Cycle Started9 Jan 2021 / Block 665347
Cycle Ended10 Feb 2021 / Block 670026
Supply Change+ 272,724
Governance30 of 32 proposals accepted
BSQ Amount | # of transactions | |
---|---|---|
Burn | ||
Trading fees² | 9,381 | 2,900 |
Compensation request fees | 46 | 23 |
Blind vote fees | 28 | 14 |
Reimbursement request fees | 12 | 6 |
Proposal fees | 6 | 3 |
Total Burn | 9,473 | 3,094 |
Issuance | ||
Compensation³ | 81,097 | |
Reimbursements⁴ | 201,101 | |
Total Issuance | 282,197 | |
Net BSQ Supply Change⁵ | +272,724 |
¹ Proof-of-burn includes trading fees paid in BTC and disputed BTC deposits for trades that went to arbitration (see docs for more details). Funds may be accrued and burned in different cycles, so proof-of-burn figures do not map directly to activity in their cycles.

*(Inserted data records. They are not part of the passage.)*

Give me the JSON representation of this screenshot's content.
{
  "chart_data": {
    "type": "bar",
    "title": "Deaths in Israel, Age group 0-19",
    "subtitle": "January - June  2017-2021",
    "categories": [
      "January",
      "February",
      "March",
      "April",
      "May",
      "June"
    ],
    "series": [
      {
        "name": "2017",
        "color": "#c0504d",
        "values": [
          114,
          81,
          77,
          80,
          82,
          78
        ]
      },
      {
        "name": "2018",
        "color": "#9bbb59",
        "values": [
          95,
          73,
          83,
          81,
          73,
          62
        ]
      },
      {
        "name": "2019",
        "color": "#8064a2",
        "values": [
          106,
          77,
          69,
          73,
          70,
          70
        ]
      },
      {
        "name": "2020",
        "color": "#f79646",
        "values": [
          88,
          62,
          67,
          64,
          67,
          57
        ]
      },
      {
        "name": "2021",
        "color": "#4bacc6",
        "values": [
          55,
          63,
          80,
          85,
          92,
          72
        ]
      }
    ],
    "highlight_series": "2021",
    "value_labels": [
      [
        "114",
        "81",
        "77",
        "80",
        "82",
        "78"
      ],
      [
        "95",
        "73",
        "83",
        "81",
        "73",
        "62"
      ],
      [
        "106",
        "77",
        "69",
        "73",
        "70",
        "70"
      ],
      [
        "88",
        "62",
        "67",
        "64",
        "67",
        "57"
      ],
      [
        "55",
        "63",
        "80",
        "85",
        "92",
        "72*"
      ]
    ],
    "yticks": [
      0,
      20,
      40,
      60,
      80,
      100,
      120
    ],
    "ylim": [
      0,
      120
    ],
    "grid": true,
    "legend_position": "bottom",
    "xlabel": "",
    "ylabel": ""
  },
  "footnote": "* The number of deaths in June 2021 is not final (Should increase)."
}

² BSQ trading fees only. BTC trading fees are included in proof-of-burn.
³ See more details on GitHub.
⁴ Over time, the net impact of reimbursement issuances on BSQ supply is close to zero, as corresponding amounts of BTC are burned through proof-of-burn (see docs for more details).
⁵ Decreases in BSQ supply are good.
This proposal increased the maximum BSQ issuance parameter from 300,000 to 400,000.
Reasoning: the invalidation of Cycle 20 results led to a need for more issuance in Cycle 21. A handful of contributors also avoided making compensation requests to avoid hitting the issuance limit again. While another invalidated cycle isn’t expected, it would be good to have the capability to handle extra issuance capacity if/when needed. Needing to accommodate more reimbursement requests than usual is another potential use case for the increased issuance limit.
Aside from these use cases, the Bisq DAO has proven itself to be robust enough over the past 20 cycles (almost 2 years) to justify increasing the limit (the limit is intended to be a security measure).